24:28 娘は走って行き、母の家の者に出来事を告げた。
24:29 リベカにはラバンという兄がいたが、ラバンはすぐに町の外れの泉の傍らにいるその人のところへ走った。
24:30 妹が着けている鼻輪と腕輪を見、妹リベカが、「その人がこう言いました」と話しているのを聞いたためである。彼が行ってみると、確かに泉のほとりのらくだのそばにその人が立っていた。

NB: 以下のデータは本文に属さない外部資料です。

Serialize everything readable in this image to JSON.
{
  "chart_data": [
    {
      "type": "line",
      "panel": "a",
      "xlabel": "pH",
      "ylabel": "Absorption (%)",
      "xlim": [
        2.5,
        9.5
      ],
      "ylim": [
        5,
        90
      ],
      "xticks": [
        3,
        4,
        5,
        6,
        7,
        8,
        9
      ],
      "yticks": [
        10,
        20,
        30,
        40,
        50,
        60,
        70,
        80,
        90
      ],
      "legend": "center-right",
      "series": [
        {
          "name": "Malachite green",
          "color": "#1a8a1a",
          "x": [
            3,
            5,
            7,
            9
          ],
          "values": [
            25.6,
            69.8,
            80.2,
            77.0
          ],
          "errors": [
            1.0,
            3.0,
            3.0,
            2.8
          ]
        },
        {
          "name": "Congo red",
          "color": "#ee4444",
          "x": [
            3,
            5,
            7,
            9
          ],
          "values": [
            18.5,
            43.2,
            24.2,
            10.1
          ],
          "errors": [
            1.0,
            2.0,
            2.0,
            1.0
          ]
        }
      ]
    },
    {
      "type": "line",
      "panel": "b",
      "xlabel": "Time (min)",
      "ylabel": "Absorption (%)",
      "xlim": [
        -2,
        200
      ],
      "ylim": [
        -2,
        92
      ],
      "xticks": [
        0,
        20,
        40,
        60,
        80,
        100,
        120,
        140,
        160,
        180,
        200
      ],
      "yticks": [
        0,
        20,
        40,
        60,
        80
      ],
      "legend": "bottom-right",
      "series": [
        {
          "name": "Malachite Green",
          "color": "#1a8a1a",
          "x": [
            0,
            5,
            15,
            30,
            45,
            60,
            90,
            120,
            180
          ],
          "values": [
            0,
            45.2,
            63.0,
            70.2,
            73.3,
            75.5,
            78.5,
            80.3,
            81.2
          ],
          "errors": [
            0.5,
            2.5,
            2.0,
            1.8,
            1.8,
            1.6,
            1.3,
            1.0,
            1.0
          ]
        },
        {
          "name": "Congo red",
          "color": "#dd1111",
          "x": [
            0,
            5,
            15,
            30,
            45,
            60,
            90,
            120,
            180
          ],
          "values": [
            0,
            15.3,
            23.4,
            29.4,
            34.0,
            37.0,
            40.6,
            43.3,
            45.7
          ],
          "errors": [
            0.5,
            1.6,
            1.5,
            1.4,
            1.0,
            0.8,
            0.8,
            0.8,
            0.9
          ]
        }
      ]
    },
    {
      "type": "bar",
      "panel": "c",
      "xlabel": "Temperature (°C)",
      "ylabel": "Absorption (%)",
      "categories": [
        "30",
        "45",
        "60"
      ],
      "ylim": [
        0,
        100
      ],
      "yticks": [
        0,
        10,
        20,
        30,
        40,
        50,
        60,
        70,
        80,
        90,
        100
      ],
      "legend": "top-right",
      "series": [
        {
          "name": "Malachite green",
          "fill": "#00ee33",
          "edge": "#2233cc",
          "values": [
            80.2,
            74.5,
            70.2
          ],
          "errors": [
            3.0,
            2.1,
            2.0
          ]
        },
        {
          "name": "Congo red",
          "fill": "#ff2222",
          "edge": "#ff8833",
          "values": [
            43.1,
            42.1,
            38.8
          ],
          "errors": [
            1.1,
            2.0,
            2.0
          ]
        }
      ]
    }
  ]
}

24:31 そこで、ラバンは言った。「おいでください。主に祝福されたお方。なぜ、町の外に立っておられるのですか。わたしが、お泊まりになる部屋もらくだの休む場所も整えました。」
24:32 その人は家に来て、らくだの鞍をはずした。らくだにはわらと餌が与えられ、その人と従者たちには足を洗う水が運ばれた。

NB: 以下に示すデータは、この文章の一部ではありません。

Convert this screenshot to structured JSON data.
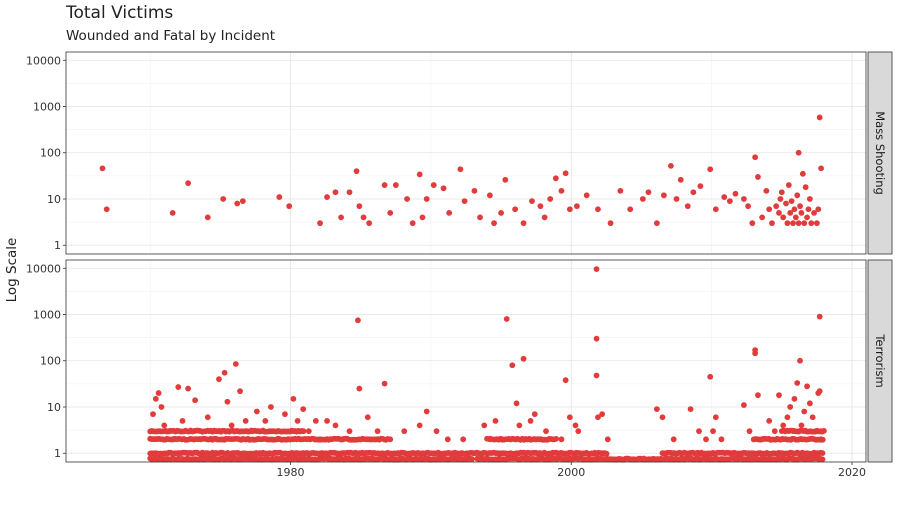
{
  "chart_data": {
    "type": "scatter",
    "title": "Total Victims",
    "subtitle": "Wounded and Fatal by Incident",
    "ylabel": "Log Scale",
    "xlabel": "",
    "y_scale": "log10",
    "ylim": [
      0.75,
      13000
    ],
    "xlim": [
      1964,
      2021
    ],
    "x_ticks": [
      "1980",
      "2000",
      "2020"
    ],
    "y_ticks": [
      "1",
      "10",
      "100",
      "1000",
      "10000"
    ],
    "point_color": "#e23b3b",
    "facets": [
      {
        "name": "Mass Shooting",
        "points": [
          [
            1966.6,
            46
          ],
          [
            1966.9,
            6
          ],
          [
            1971.6,
            5
          ],
          [
            1972.7,
            22
          ],
          [
            1974.1,
            4
          ],
          [
            1975.2,
            10
          ],
          [
            1976.2,
            8
          ],
          [
            1976.6,
            9
          ],
          [
            1979.2,
            11
          ],
          [
            1979.9,
            7
          ],
          [
            1982.1,
            3
          ],
          [
            1982.6,
            11
          ],
          [
            1983.2,
            14
          ],
          [
            1983.6,
            4
          ],
          [
            1984.2,
            14
          ],
          [
            1984.7,
            40
          ],
          [
            1984.9,
            7
          ],
          [
            1985.2,
            4
          ],
          [
            1985.6,
            3
          ],
          [
            1986.7,
            20
          ],
          [
            1987.1,
            5
          ],
          [
            1987.5,
            20
          ],
          [
            1988.3,
            10
          ],
          [
            1988.7,
            3
          ],
          [
            1989.2,
            34
          ],
          [
            1989.4,
            4
          ],
          [
            1989.7,
            10
          ],
          [
            1990.2,
            20
          ],
          [
            1990.9,
            17
          ],
          [
            1991.3,
            5
          ],
          [
            1992.1,
            44
          ],
          [
            1992.4,
            9
          ],
          [
            1993.1,
            15
          ],
          [
            1993.5,
            4
          ],
          [
            1994.2,
            12
          ],
          [
            1994.5,
            3
          ],
          [
            1995.0,
            5
          ],
          [
            1995.3,
            26
          ],
          [
            1996.0,
            6
          ],
          [
            1996.6,
            3
          ],
          [
            1997.2,
            9
          ],
          [
            1997.8,
            7
          ],
          [
            1998.1,
            4
          ],
          [
            1998.5,
            10
          ],
          [
            1998.9,
            28
          ],
          [
            1999.3,
            15
          ],
          [
            1999.6,
            36
          ],
          [
            1999.9,
            6
          ],
          [
            2000.4,
            7
          ],
          [
            2001.1,
            12
          ],
          [
            2001.9,
            6
          ],
          [
            2002.8,
            3
          ],
          [
            2003.5,
            15
          ],
          [
            2004.2,
            6
          ],
          [
            2005.1,
            10
          ],
          [
            2005.5,
            14
          ],
          [
            2006.1,
            3
          ],
          [
            2006.6,
            12
          ],
          [
            2007.1,
            52
          ],
          [
            2007.5,
            10
          ],
          [
            2007.8,
            26
          ],
          [
            2008.3,
            7
          ],
          [
            2008.7,
            14
          ],
          [
            2009.2,
            19
          ],
          [
            2009.9,
            44
          ],
          [
            2010.3,
            6
          ],
          [
            2010.9,
            11
          ],
          [
            2011.3,
            9
          ],
          [
            2011.7,
            13
          ],
          [
            2012.3,
            10
          ],
          [
            2012.6,
            7
          ],
          [
            2012.9,
            3
          ],
          [
            2013.1,
            80
          ],
          [
            2013.3,
            30
          ],
          [
            2013.6,
            4
          ],
          [
            2013.9,
            15
          ],
          [
            2014.1,
            6
          ],
          [
            2014.3,
            3
          ],
          [
            2014.6,
            7
          ],
          [
            2014.8,
            5
          ],
          [
            2015.0,
            14
          ],
          [
            2015.1,
            4
          ],
          [
            2015.3,
            8
          ],
          [
            2015.4,
            3
          ],
          [
            2015.6,
            5
          ],
          [
            2015.7,
            9
          ],
          [
            2015.8,
            3
          ],
          [
            2015.9,
            6
          ],
          [
            2016.0,
            4
          ],
          [
            2016.1,
            12
          ],
          [
            2016.2,
            3
          ],
          [
            2016.3,
            7
          ],
          [
            2016.4,
            5
          ],
          [
            2016.5,
            35
          ],
          [
            2016.6,
            3
          ],
          [
            2016.7,
            18
          ],
          [
            2016.8,
            4
          ],
          [
            2016.9,
            6
          ],
          [
            2017.0,
            10
          ],
          [
            2017.1,
            3
          ],
          [
            2017.3,
            5
          ],
          [
            2017.5,
            3
          ],
          [
            2017.6,
            6
          ],
          [
            2017.7,
            580
          ],
          [
            2017.8,
            46
          ],
          [
            2016.2,
            100
          ],
          [
            2015.5,
            20
          ],
          [
            2014.9,
            10
          ]
        ]
      },
      {
        "name": "Terrorism",
        "points": [
          [
            1970.2,
            7
          ],
          [
            1970.4,
            15
          ],
          [
            1970.6,
            20
          ],
          [
            1970.8,
            10
          ],
          [
            1971.0,
            4
          ],
          [
            1971.3,
            3
          ],
          [
            1971.7,
            2
          ],
          [
            1972.0,
            27
          ],
          [
            1972.3,
            5
          ],
          [
            1972.7,
            25
          ],
          [
            1973.2,
            14
          ],
          [
            1973.6,
            2
          ],
          [
            1974.1,
            6
          ],
          [
            1974.6,
            3
          ],
          [
            1974.9,
            40
          ],
          [
            1975.3,
            55
          ],
          [
            1975.5,
            13
          ],
          [
            1975.8,
            4
          ],
          [
            1976.1,
            85
          ],
          [
            1976.4,
            22
          ],
          [
            1976.8,
            5
          ],
          [
            1977.2,
            3
          ],
          [
            1977.6,
            8
          ],
          [
            1978.2,
            5
          ],
          [
            1978.6,
            10
          ],
          [
            1979.1,
            2
          ],
          [
            1979.6,
            7
          ],
          [
            1980.2,
            15
          ],
          [
            1980.5,
            5
          ],
          [
            1980.9,
            9
          ],
          [
            1981.3,
            3
          ],
          [
            1981.8,
            5
          ],
          [
            1982.1,
            2
          ],
          [
            1982.6,
            5
          ],
          [
            1983.2,
            4
          ],
          [
            1983.7,
            2
          ],
          [
            1984.2,
            3
          ],
          [
            1984.8,
            750
          ],
          [
            1984.9,
            25
          ],
          [
            1985.5,
            6
          ],
          [
            1986.2,
            3
          ],
          [
            1986.7,
            32
          ],
          [
            1987.1,
            2
          ],
          [
            1988.1,
            3
          ],
          [
            1989.2,
            4
          ],
          [
            1989.7,
            8
          ],
          [
            1990.4,
            3
          ],
          [
            1991.2,
            2
          ],
          [
            1992.3,
            2
          ],
          [
            1993.8,
            4
          ],
          [
            1994.2,
            2
          ],
          [
            1994.6,
            5
          ],
          [
            1995.1,
            2
          ],
          [
            1995.4,
            800
          ],
          [
            1995.8,
            80
          ],
          [
            1996.1,
            12
          ],
          [
            1996.3,
            4
          ],
          [
            1996.6,
            110
          ],
          [
            1997.1,
            5
          ],
          [
            1997.4,
            7
          ],
          [
            1998.2,
            3
          ],
          [
            1999.3,
            2
          ],
          [
            1999.6,
            38
          ],
          [
            1999.9,
            6
          ],
          [
            2000.3,
            4
          ],
          [
            2000.5,
            3
          ],
          [
            2001.8,
            9600
          ],
          [
            2001.8,
            300
          ],
          [
            2001.8,
            48
          ],
          [
            2001.9,
            6
          ],
          [
            2002.2,
            7
          ],
          [
            2002.6,
            2
          ],
          [
            2006.1,
            9
          ],
          [
            2006.5,
            6
          ],
          [
            2007.3,
            2
          ],
          [
            2008.5,
            9
          ],
          [
            2009.1,
            3
          ],
          [
            2009.6,
            2
          ],
          [
            2009.9,
            45
          ],
          [
            2010.1,
            3
          ],
          [
            2010.3,
            6
          ],
          [
            2010.7,
            2
          ],
          [
            2012.3,
            11
          ],
          [
            2012.7,
            3
          ],
          [
            2013.1,
            170
          ],
          [
            2013.1,
            145
          ],
          [
            2013.3,
            18
          ],
          [
            2013.6,
            2
          ],
          [
            2014.1,
            5
          ],
          [
            2014.5,
            3
          ],
          [
            2014.8,
            18
          ],
          [
            2015.1,
            4
          ],
          [
            2015.4,
            6
          ],
          [
            2015.6,
            10
          ],
          [
            2015.8,
            3
          ],
          [
            2015.9,
            15
          ],
          [
            2016.1,
            33
          ],
          [
            2016.3,
            100
          ],
          [
            2016.4,
            4
          ],
          [
            2016.6,
            8
          ],
          [
            2016.8,
            28
          ],
          [
            2017.0,
            12
          ],
          [
            2017.2,
            6
          ],
          [
            2017.4,
            3
          ],
          [
            2017.6,
            20
          ],
          [
            2017.7,
            22
          ],
          [
            2017.7,
            900
          ],
          [
            2017.8,
            2
          ]
        ],
        "dense_levels": [
          {
            "y": 0.75,
            "x_range": [
              1970,
              1993
            ]
          },
          {
            "y": 0.75,
            "x_range": [
              1993.3,
              2018
            ]
          },
          {
            "y": 1,
            "x_range": [
              1970,
              2002.6
            ]
          },
          {
            "y": 1,
            "x_range": [
              2006.5,
              2018
            ]
          },
          {
            "y": 2,
            "x_range": [
              1970,
              1987
            ]
          },
          {
            "y": 2,
            "x_range": [
              1994,
              1999
            ]
          },
          {
            "y": 2,
            "x_range": [
              2013,
              2018
            ]
          },
          {
            "y": 3,
            "x_range": [
              1970,
              1981
            ]
          },
          {
            "y": 3,
            "x_range": [
              2015,
              2018
            ]
          }
        ]
      }
    ],
    "grid": true,
    "legend": "none"
  }
}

アブラハムは、時分の息子イサクの嫁を探し出すため、僕を故郷のハランへと遣わすことになる。
僕は、神の御心に適うイサクにふさわしい嫁を見つけ出すために、神に祈り、その祈りの通り、リベカが現れるのである。
僕の祈りには、もちろん、神の御心を知るためという目的があったが、実際面でも、僕だけでなく、らくだにも水を飲ませようとする気配りの面でも注目していることが伺え、良妻を選び出す基準として、気配り、心配りのできる人を探し出そうとしていることが伺えるのである。
気配り、心配りができるというのは、まさに愛の心を持っているということであろう。
神の愛を知り、神に愛されている幸いを知る者だからこそできる気配りや心配りというものがある。
それは、単に、部室的な援助だけでなく、むしろ、そういった援助が何一つできなかったとしても、声をかけたり、顔を伺ったり、いろんなことでできることなのだろう。
らくだに水をやるということも、小さなことであるが、本来、誰にでもできることではあるが、それに気が付き、声をかけることができる点が良かったのであろう。
周りをよく観察し、気が付いたこと、時分にできることを、率先して行っていける者となりたいものである。